Dive Brief:
- The U.S. Department of Labor (DOL) announced today it will publish a final overtime rule, setting the minimum salary threshold for overtime eligibility at $35,568. The regulations implement the Fair Labor Standards Act (FLSA)'s overtime mandate and, according to a senior DOL official, will make an estimated 1.3 million additional U.S. workers eligible for overtime pay. The final rule will be effective Jan. 1.
- The threshold is slightly higher than the $35,308 proposed in the initial draft of the rule and also will allow employers to count non-discretionary bonuses, incentives and commissions as up to 10% of an employee's salary level, as long as those bonuses are paid annually. The FLSA's exemption threshold for highly-compensated employees will be set at $107,432, lower than in DOL's initial draft but still higher than the previous threshold of $100,000.
- A DOL official said Tuesday the agency "has not set out a time frame" for any automatic updates to the overtime eligibility threshold beyond what is included in the final rule. The official also said the final rule released Tuesday will not make changes to the FLSA's "duties test."
Dive Insight:
This is perhaps one of the most anticipated final rulemakings from DOL, and it likely won't be the last before the end of the year. Acting Secretary of Labor Patrick Pizzella told attendees at a recent DOL event to expect several proposed and final rules before the year's end, Bloomberg Law reported.
Pizzella also recognized the possibility of DOL's regs facing lawsuits ahead of implementation, Bloomberg Law said. DOL will likely face legal action of the overtime rule specifically, Tammy McCutchen, shareholder at Littler Mendelson and former wage and hour administrator in the Bush administration, told HR Dive in an earlier interview.
"It's inevitable," McCutchen said, "but that's another reason to get it out as soon as possible."
Some stakeholders took issue with the department's methodology for calculating the new threshold announced in the draft of the rule, which was the same as that used when the threshold was last updated in 2004. That measurement ties the salary level to the 20th percentile of earnings of full-time salaried workers in the retail sector within the lowest-wage census region, the U.S. south.

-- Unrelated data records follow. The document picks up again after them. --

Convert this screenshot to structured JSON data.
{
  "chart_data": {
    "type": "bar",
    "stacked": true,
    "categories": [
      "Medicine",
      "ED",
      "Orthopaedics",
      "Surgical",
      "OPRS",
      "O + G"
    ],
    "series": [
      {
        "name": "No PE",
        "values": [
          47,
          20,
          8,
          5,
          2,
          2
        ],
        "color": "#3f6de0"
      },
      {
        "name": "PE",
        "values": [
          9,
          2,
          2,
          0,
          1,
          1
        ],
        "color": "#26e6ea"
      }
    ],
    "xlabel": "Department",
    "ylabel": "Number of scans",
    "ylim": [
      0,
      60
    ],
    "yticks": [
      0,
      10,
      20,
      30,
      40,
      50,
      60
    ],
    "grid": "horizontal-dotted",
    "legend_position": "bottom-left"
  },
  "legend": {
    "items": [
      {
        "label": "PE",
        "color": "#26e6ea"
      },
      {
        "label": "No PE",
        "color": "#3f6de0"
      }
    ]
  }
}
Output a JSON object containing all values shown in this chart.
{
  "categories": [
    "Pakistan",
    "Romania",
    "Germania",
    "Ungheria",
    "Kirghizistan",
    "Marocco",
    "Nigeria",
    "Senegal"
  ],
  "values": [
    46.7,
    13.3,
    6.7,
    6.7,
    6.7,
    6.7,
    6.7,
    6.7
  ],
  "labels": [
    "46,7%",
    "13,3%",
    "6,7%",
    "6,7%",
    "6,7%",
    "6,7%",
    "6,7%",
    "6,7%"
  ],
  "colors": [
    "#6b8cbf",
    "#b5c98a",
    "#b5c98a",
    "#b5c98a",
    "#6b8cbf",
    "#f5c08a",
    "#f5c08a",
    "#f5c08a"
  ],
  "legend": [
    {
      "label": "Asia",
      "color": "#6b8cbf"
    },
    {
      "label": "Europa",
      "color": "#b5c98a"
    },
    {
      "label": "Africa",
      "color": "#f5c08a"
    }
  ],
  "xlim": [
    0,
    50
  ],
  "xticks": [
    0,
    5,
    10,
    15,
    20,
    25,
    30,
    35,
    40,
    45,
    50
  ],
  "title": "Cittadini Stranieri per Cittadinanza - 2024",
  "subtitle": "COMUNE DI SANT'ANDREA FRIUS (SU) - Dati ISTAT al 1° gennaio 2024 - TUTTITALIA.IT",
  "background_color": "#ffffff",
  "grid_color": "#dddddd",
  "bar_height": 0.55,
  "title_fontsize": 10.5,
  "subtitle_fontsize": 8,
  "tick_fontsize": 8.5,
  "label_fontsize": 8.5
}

McCutchen, an author of public comment submitted by the U.S. Chamber of Commerce, said the group objected to this methodology because it included parts of Virginia, Maryland and Washington, D.C., which are also three of the highest wage-earning areas in the U.S. "Because of that, this data should be excluded," McCutchen said. "If they did that, they would end up closer to $32,000 [per year]."
Employee advocates think the new threshold was too low and have spoken out against it for being lower than that proposed by the Obama administration in 2015. Heidi Shierholz, former chief economist at DOL during the Obama administration and current senior economist at progressive think tank Economic Policy Institute, wrote in a blog last month that the DOL's proposal "is a dramatic weakening of a rule published just three years ago." The group estimates more than 8 million workers who would have been eligible for overtime under the enjoined rule would not be under the new rule.
Also at issue was the rule's new minimum threshold for highly-compensated executive employees. McCutchen and others objected to the new, higher threshold for similar methodological reasons, and she noted that small businesses would likely be unable to take advantage of it. Employer groups argued that increases to this threshold should instead be implemented "more gradually over a number of years," McCutchen said.
Employers now have 99 days to comply with the rule.